II. ОНИ ИСКАЛИ ДРУГ ДРУГА
II. ОНИ ИСКАЛИ ДРУГ ДРУГА
1. «Странные немцы»
Услышав незнакомый мужской голос во дворе, Евдокия Фоминична поставила ведра, повесила коромысло на стену и выглянула из сеней. У крыльца соседнего дома стояли немцы. Их было четверо. Все без оружия — в районе авиабазы немцы смело ходили днем без оружия, — деревня Кутец окружена большими немецко-полицейскими гарнизонами, и находится она всего километрах в двух от Сещинского аэродрома.
— Фарбе, матка? — спрашивал соседку один из немцев. — Добрая сухая краска! На яйки меняем, на сало, хлеб… И нафта — керосин у нас есть.
— Нет у нас хлеба, — угрюмо сказала проходившая мимо крестьянка. — Все ваши забрали — и хлеб, и кур, и поросят.
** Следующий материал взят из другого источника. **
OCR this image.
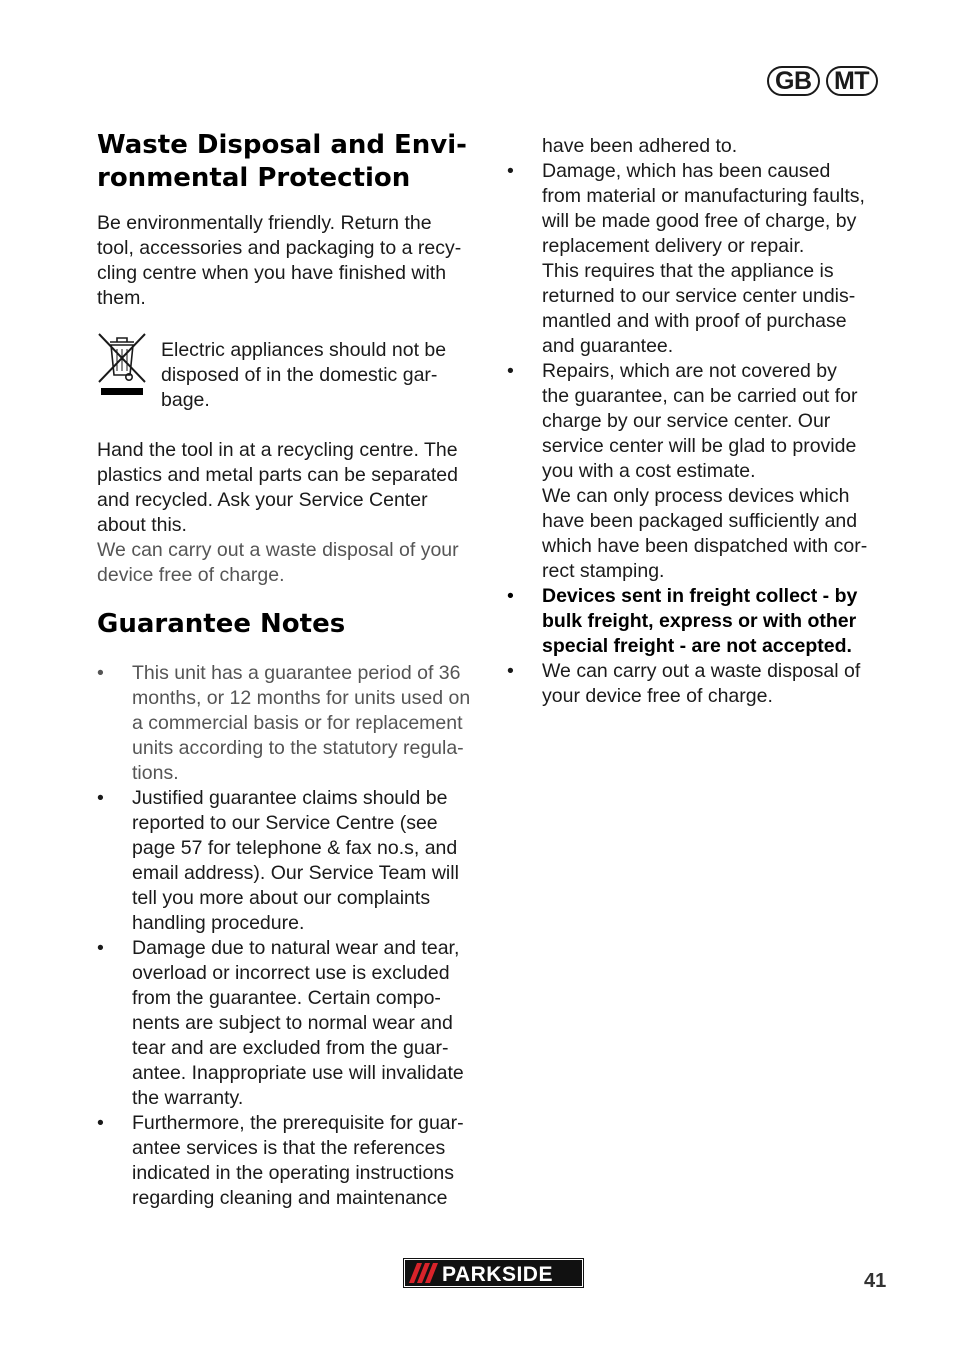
GB MT
Waste Disposal and Envi-
ronmental Protection

Be environmentally friendly. Return the
tool, accessories and packaging to a recy-
cling centre when you have finished with
them.

Electric appliances should not be
disposed of in the domestic gar-
bage.

Hand the tool in at a recycling centre. The
plastics and metal parts can be separated
and recycled. Ask your Service Center
about this.

We can carry out a waste disposal of your
device free of charge.

Guarantee Notes
• This unit has a guarantee period of 36
months, or 12 months for units used on
a commercial basis or for replacement
units according to the statutory regula-
tions.
• Justified guarantee claims should be
reported to our Service Centre (see
page 57 for telephone & fax no.s, and
email address). Our Service Team will
tell you more about our complaints
handling procedure.
• Damage due to natural wear and tear,
overload or incorrect use is excluded
from the guarantee. Certain compo-
nents are subject to normal wear and
tear and are excluded from the guar-
antee. Inappropriate use will invalidate
the warranty.
• Furthermore, the prerequisite for guar-
antee services is that the references
indicated in the operating instructions
regarding cleaning and maintenance

have been adhered to.

• Damage, which has been caused
from material or manufacturing faults,
will be made good free of charge, by
replacement delivery or repair.
This requires that the appliance is
returned to our service center undis-
mantled and with proof of purchase
and guarantee.
• Repairs, which are not covered by
the guarantee, can be carried out for
charge by our service center. Our
service center will be glad to provide
you with a cost estimate.
We can only process devices which
have been packaged sufficiently and
which have been dispatched with cor-
rect stamping.
• Devices sent in freight collect - by
bulk freight, express or with other
special freight - are not accepted.
• We can carry out a waste disposal of
your device free of charge.
PARKSIDE	41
Евдокия Фоминична подумала: «Краску нигде нынче не купишь. И керосин для мигалочки нужен, всё лучше лучины! Но что за странные немцы? Не грабят, а меняют…»
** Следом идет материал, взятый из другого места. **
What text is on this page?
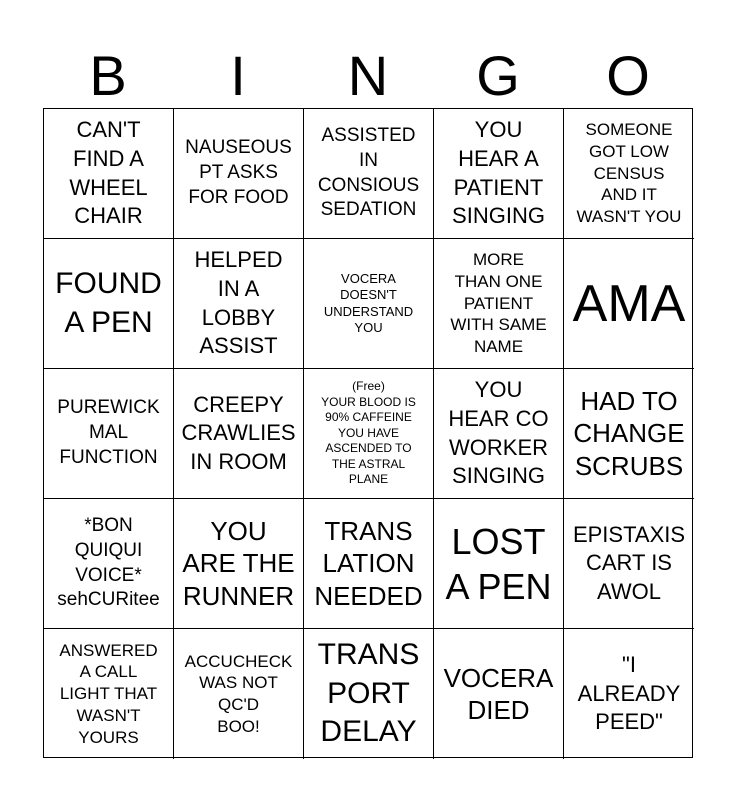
B	I	N	G	O
CAN'T
FIND A
WHEEL
CHAIR
NAUSEOUS
PT ASKS
FOR FOOD
ASSISTED
IN
CONSIOUS
SEDATION
YOU
HEAR A
PATIENT
SINGING
SOMEONE
GOT LOW
CENSUS
AND IT
WASN'T YOU
FOUND
A PEN
HELPED
IN A
LOBBY
ASSIST
VOCERA
DOESN'T
UNDERSTAND
YOU
MORE
THAN ONE
PATIENT
WITH SAME
NAME
AMA
PUREWICK
MAL
FUNCTION
CREEPY
CRAWLIES
IN ROOM
(Free)
YOUR BLOOD IS
90% CAFFEINE
YOU HAVE
ASCENDED TO
THE ASTRAL
PLANE
YOU
HEAR CO
WORKER
SINGING
HAD TO
CHANGE
SCRUBS
*BON
QUIQUI
VOICE*
sehCURitee
YOU
ARE THE
RUNNER
TRANS
LATION
NEEDED
LOST
A PEN
EPISTAXIS
CART IS
AWOL
ANSWERED
A CALL
LIGHT THAT
WASN'T
YOURS
ACCUCHECK
WAS NOT
QC'D
BOO!
TRANS
PORT
DELAY
VOCERA
DIED
"I
ALREADY
PEED"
— Я тоже возьму! — несмело крикнула она и сама была не рада, когда немцы, взяв у соседки лукошко яиц в обмен на краски, гурьбой двинулись в ее избу.
Все падало у Евдокии Фоминичны из рук. Достала она бутылку с посудника, а сама глаз не спускает с немцев. Как на грех, дочки Евдокии Фоминичны не успели спрятаться. За трех младших мать не так боялась, как за Таню. Тане шел семнадцатый год, и такой обещала она стать красавицей, что страшно было выпустить ее в это лихолетье на улицу. Евдокия Фоминична старалась похуже одевать дочь, но и в лохмотьях Золушки не могла девушка уберечься от масленых взглядов гитлеровцев. Вот и сейчас один из немцев загляделся на Таню. Ни жива ни мертва сидела она у окошка. Был этот немчик молод, круглолиц, с чубом вьющихся темно-русых волос и маленькими усиками. Всем с виду хорош парень, кровь с молоком, крепок, плечист, да подальше надо Таню держать от этих охальников.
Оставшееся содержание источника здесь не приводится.